Werden auch in der Schweiz Leute aktiv vom Wählen abgeschreckt? Cloé Jans, Politologin am Forschungsinstitut GFS.Bern, sagt: «Eine Demobilisierungsstrategie geht sehr häufig mit negativem Campaigning einher. Und das ist in der Regel in der Schweiz nicht so der Stil, eine Demobilisierung an sich ist dementsprechend weniger häufig der Fall.»

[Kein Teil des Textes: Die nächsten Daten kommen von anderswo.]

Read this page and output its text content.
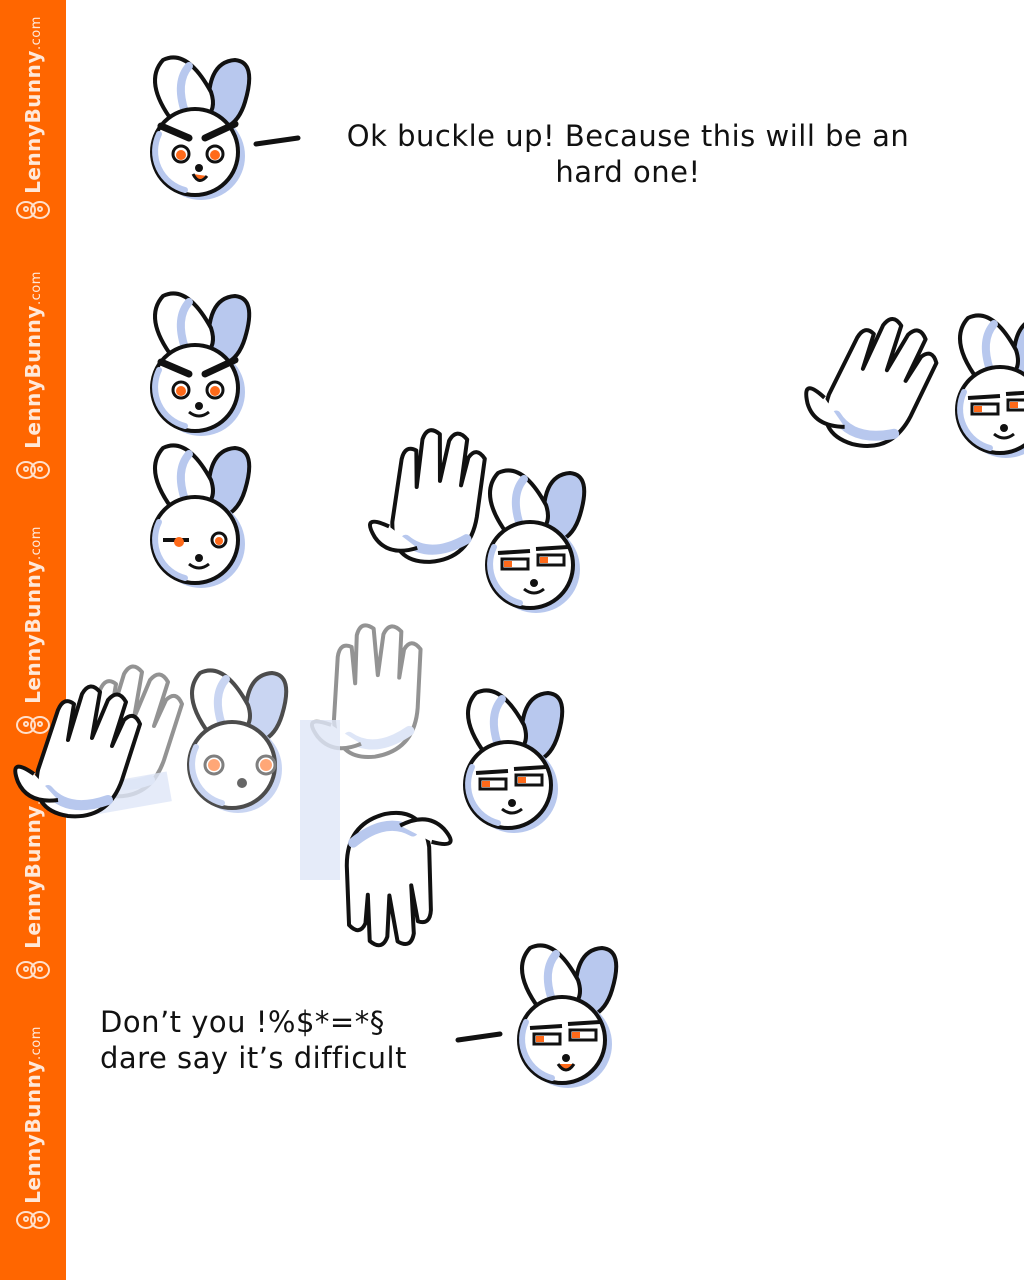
LennyBunny.com
LennyBunny.com
LennyBunny.com
LennyBunny
LennyBunny.com
Ok buckle up! Because this will be an hard one!
Don’t you !%$*=*§ dare say it’s difficult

Es gibt aber auch noch andere Gründe. «In den USA haben wir ein Zweiparteiensystem. Es ist relativ klar, wer der Gegner ist», so Jans. «In der Schweiz haben wir ein Mehrparteiensystem. Häufig stehen die Parteien im Vordergrund, die weniger Angriffsfläche bieten als eine einzelne Person.»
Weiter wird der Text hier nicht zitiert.